By Alison Brunn | Ryan Carter | Yuxuan Zhou
“A Clearing” is focused on the act of arriving within the installation space. In their existing condition, each of the site’s vacant bins is entered by hoisting oneself up and through a small doorway. Once inside, the occupant stands atop a covered conveyor belt, roughly three feet above the ground. This installation attempts to re-choreograph the experience of entry,occupation, and exit.
By adding material to the bin and reconfiguring some of its components, the project explores how architectural elements might invite a sequence of actions. A folded steel plate cantilevers out from the belt to become a stair, its first tread resting inches above the ground. One enters to find that the bin is filled almost entirely with brush. This filling of the bin, while an echo of its previous function, is an obstruction to the entrant. The proportions of the bin become harder to discern visually through the dense mass of branches. The visitor finds that she can step into this mass, inside a niche that has been carved for her. Steel plates were removed from the conveyor belt and stacked to create a pedestal within the niche.

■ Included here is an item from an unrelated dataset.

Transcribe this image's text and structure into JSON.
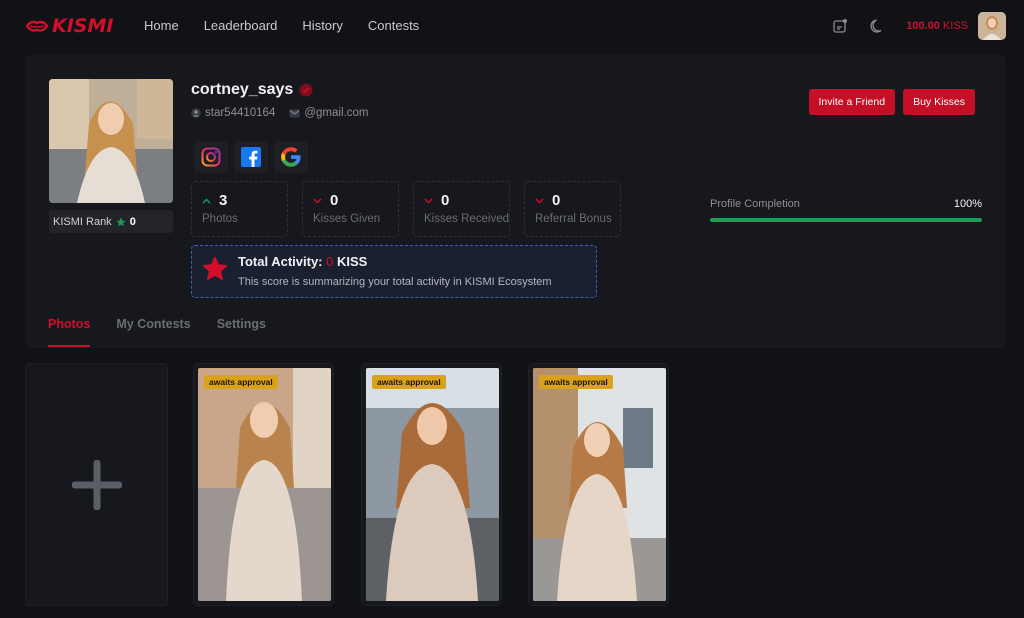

The pedestal marks the endpoint of the axis of entry; a place to stop, to turn around and take an extended pause while enclosed from behind by the mass of branches. The sequence is then performed in reverse as the visitor exits the space.
“In the mirror, I see myself there where I am not, in an unreal, virtual space that opens up behind the surface; I am over there, there where I am not, a sort of shadow that gives visibility to myself, that enables me to see myself where I am absent.” - Michel Foucault
An orchard - a space of agricultural production - provided our material. The installation is composed of trimmings that were discarded in order to bring about new growth.
The pruned branches are assembled within the bin to create a hedge. The chaotic array of trimmings preserved within the drying bin creates a structure that supports itself.
The threshold extends into the pathway; It is a discrete invitation.
The mass of trimmings recedes into a niche. This allows the hedge to embrace the occupant for a tactile experience. A platform emphasizes the solitary quality of this moment.
The hedge engages the peripheral.
Work conducted at Black Contemporary with studio critic Peter P. Goché.